Once you have that you can now write the new fraction that is equivalent to #3. MarkFL showed this process in post #14.

i still don't get it how did i come to here from my first limit [math]\lim _{n \to \infty} n\sqrt{n^2+4}-n^2[/math]

 

[Jameson]

When you factored, you put an $n^3$ in the denominator of every term that originally had a power on $n$ that was less than 3. You got the right result, but only because those terms go to zero anyway.

To generate the MATH tags, use the button on the toolbar with the $\sum$ character on it.

For the third one, try factoring first and then rationalizing the numerator, as follows:

$$n\sqrt{n^2+4}-n^2=n\left(\sqrt{n^2+4}-n \right)\cdot\frac{\sqrt{n^2+4}+n}{\sqrt{n^2+4}+n}=?$$

Once you do this then divide each term by $n$.

The above is Mark's post as I mentioned. We take the original expression and multiply it by 1 (the top and bottom of the fraction are the same so it's the same as 1). Then we need to simplify a bunch of stuff. That's what we've been doing the last while.

$$n\left(\sqrt{n^2+4}-n \right)\cdot\frac{\sqrt{n^2+4}+n}{\sqrt{n^2+4}+n}=\frac{n\left(\sqrt{n^2+4}-n \right) \left(\sqrt{n^2+4}+n\right)}{\sqrt{n^2+4}+n}$$

The numerator, or top part, of this big fraction has the thing we just simplified so this fraction becomes less complicated now. What is the new fraction?

 

[Jameson]

(Ok, here is my last post on this for now. I think you need to see the next few steps written out so here they are plus some advice)

I think you might want to practice some easier problems first for using these methods. This one has a lot of parts to it if you're seeing it for the first time. Usually limits are given where you have rationalize a fraction somehow and then everything will cancel nicely and easily. After that the cancellation might be trickier. Finally limits like #3 are given and it can be messy.

Being able to quickly choose the proper fraction to multiply with the original limit is key. It is usually going to be the conjugate of the numerator or denominator. Here are some examples.
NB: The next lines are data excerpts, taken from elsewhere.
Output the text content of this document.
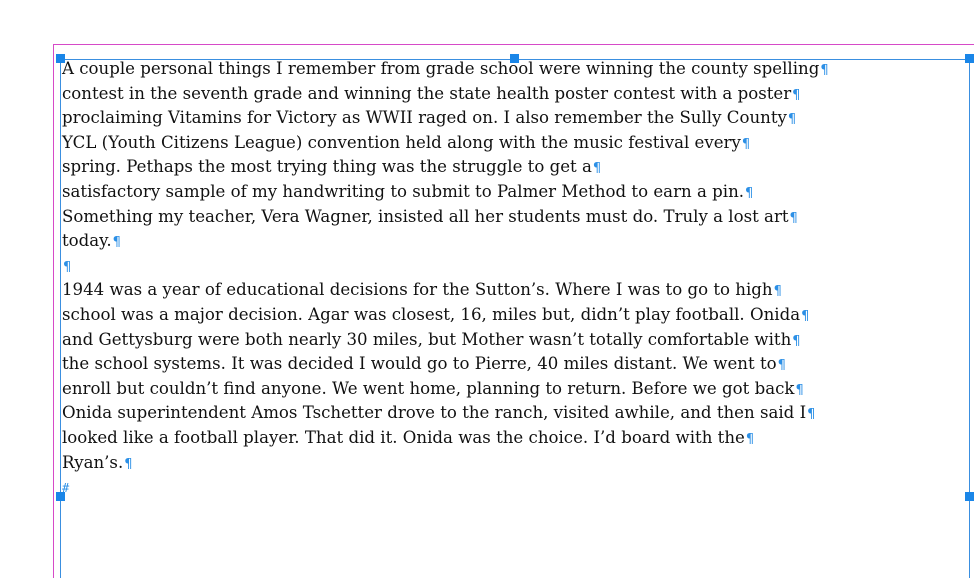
A couple personal things I remember from grade school were winning the county spelling¶
contest in the seventh grade and winning the state health poster contest with a poster¶
proclaiming Vitamins for Victory as WWII raged on. I also remember the Sully County¶
YCL (Youth Citizens League) convention held along with the music festival every¶
spring. Pethaps the most trying thing was the struggle to get a¶
satisfactory sample of my handwriting to submit to Palmer Method to earn a pin.¶
Something my teacher, Vera Wagner, insisted all her students must do. Truly a lost art¶
today.¶
¶
1944 was a year of educational decisions for the Sutton’s. Where I was to go to high¶
school was a major decision. Agar was closest, 16, miles but, didn’t play football. Onida¶
and Gettysburg were both nearly 30 miles, but Mother wasn’t totally comfortable with¶
the school systems. It was decided I would go to Pierre, 40 miles distant. We went to¶
enroll but couldn’t find anyone. We went home, planning to return. Before we got back¶
Onida superintendent Amos Tschetter drove to the ranch, visited awhile, and then said I¶
looked like a football player. That did it. Onida was the choice. I’d board with the¶
Ryan’s.¶
#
This is where we are at for #3 so far:

Spoiler

$$ \frac{n\left(\sqrt{n^2+4}-n \right) \left(\sqrt{n^2+4}+n\right)}{\sqrt{n^2+4}+n}=\frac{4n}{\sqrt{n^2+4}+n}$$

From here you need to divide all terms by $n$. That means evaluate

Spoiler

$$\frac{4n}{n}, \frac{\sqrt{n^2+4}}{n},\frac{n}{n}$$

For

Spoiler

$$\frac{\sqrt{n^2+4}}{n}$$ you can use this property: $$\frac{\sqrt{n^2+4}}{n}=\sqrt{\frac{n^2+4}{n^2}} =\sqrt{ \frac{n^2}{n^2}+\frac{4}{n^2}}$$

You hopefully see now why algebra is so important here. Review these concepts some and practice a few easier problems to get a feel for the process. Once you have that you can do this problem in 1-2 minutes probably by knowing the methods you'll probably use.